Our major stop of the day was in Albuquerque, New Mexico, where we visited an old friend from college and spent some time walking around the Albuquerque BioPark. We got to see a portion of a documentary about a photographer who has spent the last decade taking pictures of endangered animals to be logged into an archive he calls the PhotoArk. His hope is to use his photography to help communicate the amount of biodiversity that’s being lost because of careless human interactions with the environment and try to get people to act in ways that are more friendly to the life with whom we share the planet. We also saw exhibits at the zoo like a bug house where a colony of leaf cutter ants traveled across the atrium on an open air overhead vine between their colony and their food source and Rachael was extremely excited by a container of old tarantula carapaces labeled “Education Molts.” After the zoo, we tried some New Mexican food and received an education on the importance of poblano chiles to the local cuisine and how one’s opinion on green versus red chile salsa is a vital matter.
The afternoon drive saw us attempt to detour to the Petroglyph National Park, but we decided to skip it after we learned it would take at least an hour to hike the shortest trails, and we needed to make sure we didn’t arrive in Williams too late to check in (arriving in a town late with no place to sleep would have been pretty bad). Because of that we skipped a couple other attractions that might have been fun to see, like the Meteor Crater in the Arizona desert. A lot of this paranoia had to do with time zone weirdness, as our GPS predicted we’d arrive at one time, but it didn’t line up with the projected travel time. We didn’t solve this particular mystery until this morning when I looked up a time zone map and discovered that most of Arizona does not participate in Daylight Savings Time, which means that this time of year the majority of the state is effectively on Pacific Time. That one was a weird puzzle since our phone clocks updated accordingly, but, because it needs to be changed manually, our car clock didn’t. Since we knew we were still in the Mountain Time zone, you can imagine our confusion.

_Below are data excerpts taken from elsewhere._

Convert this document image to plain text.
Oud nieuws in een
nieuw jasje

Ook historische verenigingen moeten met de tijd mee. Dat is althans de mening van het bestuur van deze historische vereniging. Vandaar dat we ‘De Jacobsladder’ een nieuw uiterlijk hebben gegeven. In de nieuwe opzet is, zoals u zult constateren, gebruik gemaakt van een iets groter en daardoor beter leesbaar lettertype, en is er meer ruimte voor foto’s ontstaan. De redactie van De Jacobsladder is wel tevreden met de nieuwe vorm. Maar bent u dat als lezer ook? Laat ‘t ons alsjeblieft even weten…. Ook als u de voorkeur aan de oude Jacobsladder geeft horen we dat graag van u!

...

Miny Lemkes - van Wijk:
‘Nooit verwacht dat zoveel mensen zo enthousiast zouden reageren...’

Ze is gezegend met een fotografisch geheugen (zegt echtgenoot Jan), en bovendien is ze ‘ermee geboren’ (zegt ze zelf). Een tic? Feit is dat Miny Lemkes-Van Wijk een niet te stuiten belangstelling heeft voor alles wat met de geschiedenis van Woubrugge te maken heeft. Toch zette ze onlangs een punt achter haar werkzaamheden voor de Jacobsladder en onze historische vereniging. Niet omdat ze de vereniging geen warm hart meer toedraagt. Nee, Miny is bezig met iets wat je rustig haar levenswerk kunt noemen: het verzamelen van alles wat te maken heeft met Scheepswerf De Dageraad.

That all worked out okay though, and we got into town with plenty of time to check in and go out to a nice local gastropub where they served us flights of Arizona craft beers and local varieties of mead, all while we sat next to a classic muscle car (this place is located inside a converted auto shop).
I was taken with how drastically the weather changed every time we’ve crossed state lines in the Southwest. Texas had these beautiful, serene skies with big, billowy clouds, and New Mexico was unrelentingly sunny all the way across. As soon as we crossed the Arizona border the storm clouds set in and we were treated to a desert thunderstorm. I tried to get some pictures of the lightning, but that’s really hard to do even when you aren’t riding in a car that’s moving at seventy-five miles per hour. It was still pretty spectacular to see, and I did get a few pictures of the isolated storms that were happening in different spots miles away from each other.
Today we’re heading out for the Grand Canyon, where we’re going to camp for a couple nights. Power and internet are likely to be scarce resources out there, so expect another major update around Tuesday or Wednesday when we’re stopped Los Angeles for a couple days to see more friends.